Over the years, there have been several simulations of what the space around a black hole might look like. The most famous is probably Gargantua from the film Interstellar - but it's worth noting that scientific accuracy was sacrificed for cool visuals in that case.
The simulation created by Davelaar and his team doesn't look much like Gargantua. It looks more like earlier work produced by astrophysicists - the late Jean-Alain Marck of CNRS; and, of course, the work of Luminet, who produced the first image of a black hole's accretion disc in 1979.
But there are still key differences - three of them, Luminet pointed out. The first is that the black hole in Davelaar's simulation is rotating with high angular momentum - Kerr spacetime (a rotating black hole) as opposed to Schwarzschild spacetime (a non-rotating black hole).

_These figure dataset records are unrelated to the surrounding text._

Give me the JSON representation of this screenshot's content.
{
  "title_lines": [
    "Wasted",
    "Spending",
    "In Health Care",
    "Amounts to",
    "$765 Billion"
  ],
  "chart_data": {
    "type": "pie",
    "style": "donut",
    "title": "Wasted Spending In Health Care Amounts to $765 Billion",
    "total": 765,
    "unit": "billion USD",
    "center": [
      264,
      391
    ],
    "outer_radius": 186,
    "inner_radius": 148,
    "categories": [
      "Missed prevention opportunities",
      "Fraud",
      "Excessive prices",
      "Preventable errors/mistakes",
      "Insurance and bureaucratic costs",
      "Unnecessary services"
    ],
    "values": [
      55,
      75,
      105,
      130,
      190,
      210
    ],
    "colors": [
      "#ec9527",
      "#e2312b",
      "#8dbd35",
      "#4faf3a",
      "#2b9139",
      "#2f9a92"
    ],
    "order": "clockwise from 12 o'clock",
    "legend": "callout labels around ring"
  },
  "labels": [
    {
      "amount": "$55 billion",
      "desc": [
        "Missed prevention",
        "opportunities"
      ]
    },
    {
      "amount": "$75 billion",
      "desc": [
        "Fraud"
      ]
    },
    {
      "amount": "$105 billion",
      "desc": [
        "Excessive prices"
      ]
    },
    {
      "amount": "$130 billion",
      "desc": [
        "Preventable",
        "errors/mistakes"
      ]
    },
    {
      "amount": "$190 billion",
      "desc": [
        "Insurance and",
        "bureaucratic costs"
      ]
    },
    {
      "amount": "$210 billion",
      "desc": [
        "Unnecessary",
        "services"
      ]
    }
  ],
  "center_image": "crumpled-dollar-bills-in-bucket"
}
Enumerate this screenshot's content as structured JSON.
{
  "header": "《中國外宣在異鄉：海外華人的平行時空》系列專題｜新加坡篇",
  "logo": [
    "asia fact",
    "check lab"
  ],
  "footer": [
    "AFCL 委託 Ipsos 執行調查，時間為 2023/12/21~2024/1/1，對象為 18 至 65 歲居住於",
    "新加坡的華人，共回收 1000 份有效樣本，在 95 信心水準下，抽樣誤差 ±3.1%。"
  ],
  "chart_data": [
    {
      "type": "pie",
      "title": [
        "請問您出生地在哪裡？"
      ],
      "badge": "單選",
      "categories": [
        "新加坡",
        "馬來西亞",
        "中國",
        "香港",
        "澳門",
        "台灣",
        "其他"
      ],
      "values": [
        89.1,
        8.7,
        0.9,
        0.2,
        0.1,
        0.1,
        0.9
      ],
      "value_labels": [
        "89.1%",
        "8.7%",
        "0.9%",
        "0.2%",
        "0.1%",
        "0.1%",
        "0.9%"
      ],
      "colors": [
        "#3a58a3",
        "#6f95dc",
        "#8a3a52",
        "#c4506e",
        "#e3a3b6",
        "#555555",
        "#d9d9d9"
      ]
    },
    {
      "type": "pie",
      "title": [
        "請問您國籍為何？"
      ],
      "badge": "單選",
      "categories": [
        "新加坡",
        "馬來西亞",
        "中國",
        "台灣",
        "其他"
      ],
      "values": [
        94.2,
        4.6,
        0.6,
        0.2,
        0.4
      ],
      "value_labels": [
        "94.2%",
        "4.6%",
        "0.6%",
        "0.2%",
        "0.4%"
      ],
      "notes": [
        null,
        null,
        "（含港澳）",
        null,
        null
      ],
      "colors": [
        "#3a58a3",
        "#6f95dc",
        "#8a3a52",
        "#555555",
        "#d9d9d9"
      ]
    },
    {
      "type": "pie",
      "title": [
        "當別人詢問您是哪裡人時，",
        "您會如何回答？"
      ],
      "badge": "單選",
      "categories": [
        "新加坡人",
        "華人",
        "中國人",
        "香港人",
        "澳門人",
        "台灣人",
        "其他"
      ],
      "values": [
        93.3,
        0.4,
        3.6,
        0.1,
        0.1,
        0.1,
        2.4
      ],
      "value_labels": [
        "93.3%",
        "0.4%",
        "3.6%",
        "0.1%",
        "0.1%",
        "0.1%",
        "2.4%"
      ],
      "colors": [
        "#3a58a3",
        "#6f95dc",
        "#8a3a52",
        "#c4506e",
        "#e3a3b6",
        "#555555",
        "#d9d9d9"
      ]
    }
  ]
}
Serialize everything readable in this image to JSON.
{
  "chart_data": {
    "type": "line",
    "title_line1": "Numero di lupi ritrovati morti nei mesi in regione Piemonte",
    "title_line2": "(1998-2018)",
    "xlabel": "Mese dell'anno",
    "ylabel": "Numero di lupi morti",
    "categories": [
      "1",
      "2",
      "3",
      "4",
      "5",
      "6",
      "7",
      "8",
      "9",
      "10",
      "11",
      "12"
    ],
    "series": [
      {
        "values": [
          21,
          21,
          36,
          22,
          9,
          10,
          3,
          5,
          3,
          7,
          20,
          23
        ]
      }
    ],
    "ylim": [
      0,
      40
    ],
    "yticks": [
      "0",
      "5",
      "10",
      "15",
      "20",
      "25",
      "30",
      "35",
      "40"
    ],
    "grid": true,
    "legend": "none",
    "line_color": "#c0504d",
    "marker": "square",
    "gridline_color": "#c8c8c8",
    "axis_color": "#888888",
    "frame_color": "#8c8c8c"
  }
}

The second is that the accretion is not flowing from a flat disc, but a torus of matter. And the third is that Davelaar's simulation includes magnetic fields.
"It is essentially [the first and second points] that cause the differences in renditions," Luminet said. "The reason is that in Schwarzschild spacetime, all the orbits are planar [orbits on one plane], whereas in Kerr spacetime they are not, except for those confined in the equatorial plane."
It is more likely that Sgr A* is a Kerr black hole, so that difference between the simulations makes a lot of sense. But even so, they are not so different; toroidal accretion flows have been simulated before. The chief apparent difference is that Davelaar's simulation is moving.
But "it is precisely this dynamical rendition of a flight around a rotating BH that is for me the most exciting thing of this new simulation," Luminet noted.
So is something like this simulation what we're going to see when the Event Horizon Telescope collaboration releases the first ever photograph of Sgr A*'s event horizon horizon next year, a project years in the making?
Probably not, but not because the simulation is inaccurate, according to Luminet. It's because the viewing angle is directly on the black hole's equatorial plane - and it's extremely unlikely that Earth is directly on Sgr A*'s equatorial plane.
Either way, we're going to find out real soon, and either way, that's going to be freaking awesome.
The team's research has been published in the journal Computational Astrophysics and Cosmology.